它宛如一个滑坠的瓷瓶,散落在地的碎片甚至能割伤到人的筋骨。它拆掉了阳光的花瓣,把一种浮躁的病菌撒向更多的高墙僻檐,到处弥漫着缕缕或浅或浓的离愁杂绪。
这场雨不时地飘落到人的心房里,像是一种缠绕在众人身上的通病,挥之不去。篱笆墙上,那些影子和遐思不见了,只隐约传来一丝蟋蟀的浅吟低唱。它密密匝匝地落着,挟裹着一种刺骨的萧瑟,它把灯与灯之间的距离拉远了,让伞与伞之间充满猜疑。

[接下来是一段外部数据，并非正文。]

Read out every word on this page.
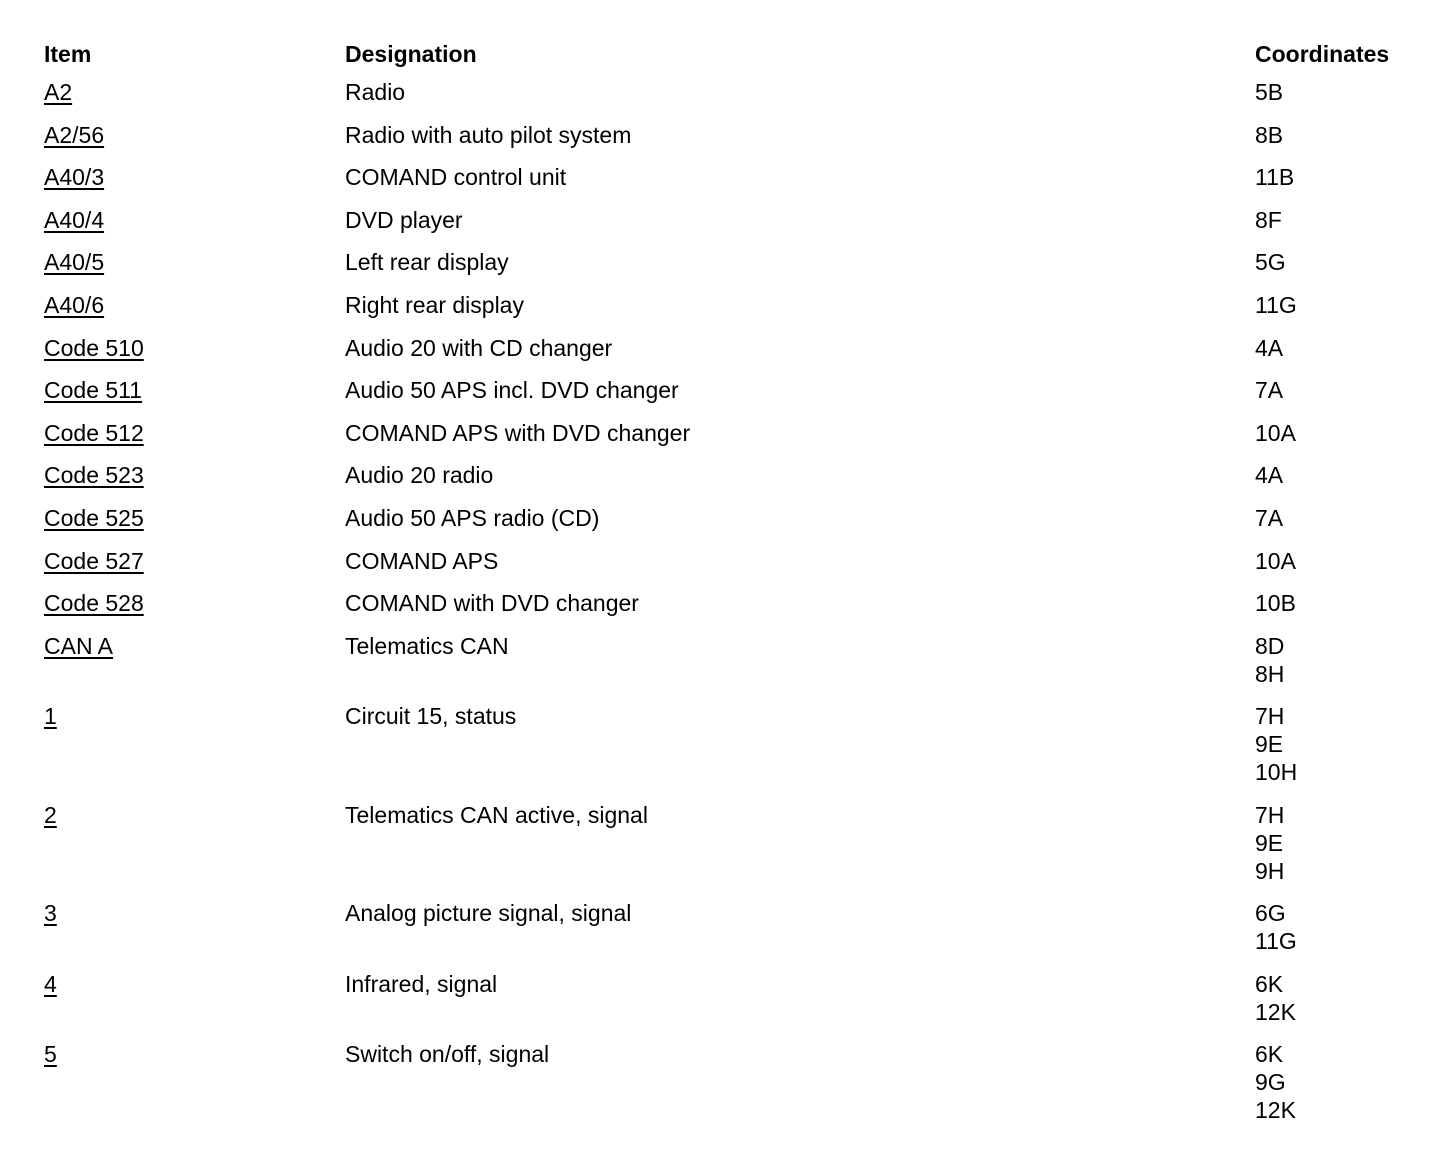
Item	Designation	Coordinates
A2	Radio	5B
A2/56	Radio with auto pilot system	8B
A40/3	COMAND control unit	11B
A40/4	DVD player	8F
A40/5	Left rear display	5G
A40/6	Right rear display	11G
Code 510	Audio 20 with CD changer	4A
Code 511	Audio 50 APS incl. DVD changer	7A
Code 512	COMAND APS with DVD changer	10A
Code 523	Audio 20 radio	4A
Code 525	Audio 50 APS radio (CD)	7A
Code 527	COMAND APS	10A
Code 528	COMAND with DVD changer	10B
CAN A	Telematics CAN	8D
8H
1	Circuit 15, status	7H
9E
10H
2	Telematics CAN active, signal	7H
9E
9H
3	Analog picture signal, signal	6G
11G
4	Infrared, signal	6K
12K
5	Switch on/off, signal	6K
9G
12K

骤雨打薄叶,让人逸生一份苍凉。它眺望着这座城市的每一个角落,不断地释放着其内心的孤寂。它的灵魂里残垣丛生,它坚硬的透明,让这片大地接揽着无法承受的阴沉,它是在驱逐内心的孤影吗?它让我们检查到心中的那一块裂痕,那一片柔软的地方,让人想到去修补、填充。
它不顾一切地落坠,丝毫不顾及他人的感受,依然我行我素,行在城市的街头巷尾,偷走你锦官城中的阵阵梨香,轻易地化成你腮边的泪。它擂着生命的战鼓,直至风清云淡时,才草草地鸣锣收兵。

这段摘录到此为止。